The US will go into recession — it's just a question of when and how hard, Citadel's Ken Griffin warned.
He urged the Fed to keep to its rate hikes so that high inflation doesn't drive a wage-price spiral.
US stocks are holding up for now, but job losses could drive a sell-off, the billionaire investor told CNBC.
Hedge fund billionaire Ken Griffin has warned the US will go into recession — the only question is when and how painful it will be.
In a CNBC interview, the Citadel founder also acknowledged the Federal Reserve faces a tough job in tackling inflation, as interest rates are a "very blunt tool". But he urged policymakers to keep hiking rates aggressively to make sure high prices don't become accepted as the norm.
Griffin said Wednesday that economic downturn now looks inevitable for the US — particularly in a "hard landing" scenario, where the Fed's efforts to curb soaring prices lead to higher unemployment and a slowdown in growth.
"Everybody likes to forecast recessions, and there will be one," he said at CNBC's 'Delivering Alpha' conference. "It's just a question of when, and frankly, how hard."
"Is it possible [that at the end] of '23 we have a hard landing? Absolutely," he added.
The US central bank has raised interest rates by 75 basis points at three meetings in a row to curb inflation, which is running close to 40-year highs. Rate hikes tend to make a recession more likely because they make borrowing money more expensive, leading to falls in spending and growth.
The billionaire investor said the Fed's task was made harder by an unprecedented labor market and a "tremendous" amount of government spending.
"So the Fed's had a really difficult job to try to use a very blunt tool — interest rates — to address an overheating economy where Washington keeps making moves on the chess board that turned the oven hotter.

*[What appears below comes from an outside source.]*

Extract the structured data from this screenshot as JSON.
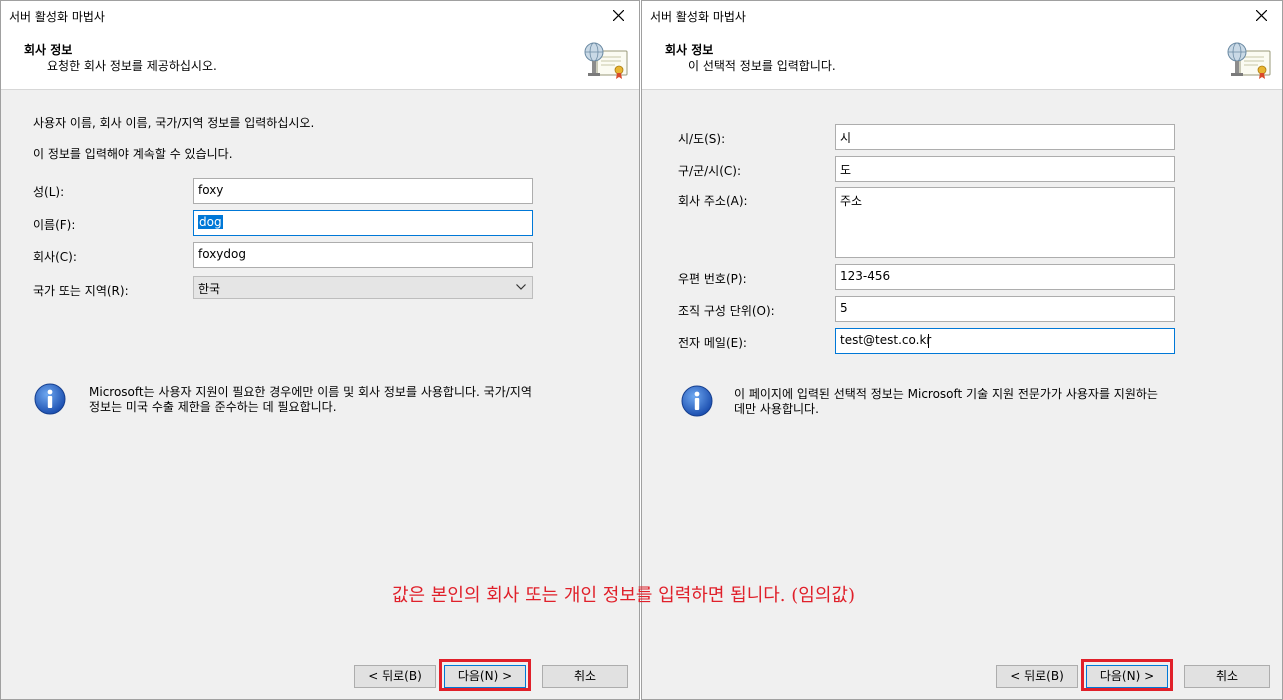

So it's a tough job," he said.
Griffin called on the Fed to continue with its aggressive rate hikes to make sure it keeps a lid on what is seen as a normal rate of inflation. If not, persistently high levels could lead to higher wage demands, which feed into a wage-price spiral where repeated pay rises spur prices higher.
"We should continue on the path that we're on to ensure that we reanchor inflation expectations," Griffin said.
"There's a psychological component to inflation that we need, to make sure that our country doesn't start to assume that we should expect 5 or 6 or 7% inflation.
"Because once you expect it broadly enough, it becomes reality. It becomes the table stakes in wage negotiations, for example."
Uncertainty over the Fed's monetary tightening and the risks of recession has weighed on US stocks in 2022. The benchmark S&P 500 index has tumbled 22.2% this year so far, as equity markets suffered a broad selloff.
But the losses have fallen short of the 50% selloff predicted by market gurus like Jeremy Grantham and Michael Burry earlier in the year.
Griffin said the US stock market is showing some resilience, even in the face of high inflation, central bank interventions. It's also facing off the threat of Russia launching a nuclear war over Ukraine.
But the Citadel boss said he expects stocks to fall further, if a Fed-induced recession leads to higher unemployment. That would lead individual investors to start pulling their money out of equities and pivot to less risky assets such as bonds.
"The market is — of course, it's down, I don't want to sugarcoat that. But it's not down as much as you probably would have thought if you looked at the news headlines," he told CNBC.
"That, again, reflects [that] people have job security, they feel safe in their jobs. Because they're safe in their jobs, they're willing to put money at risk in the stock market.
"If people started to hear their neighbors losing their jobs, we'd see a rotation out of equities and into fixed income."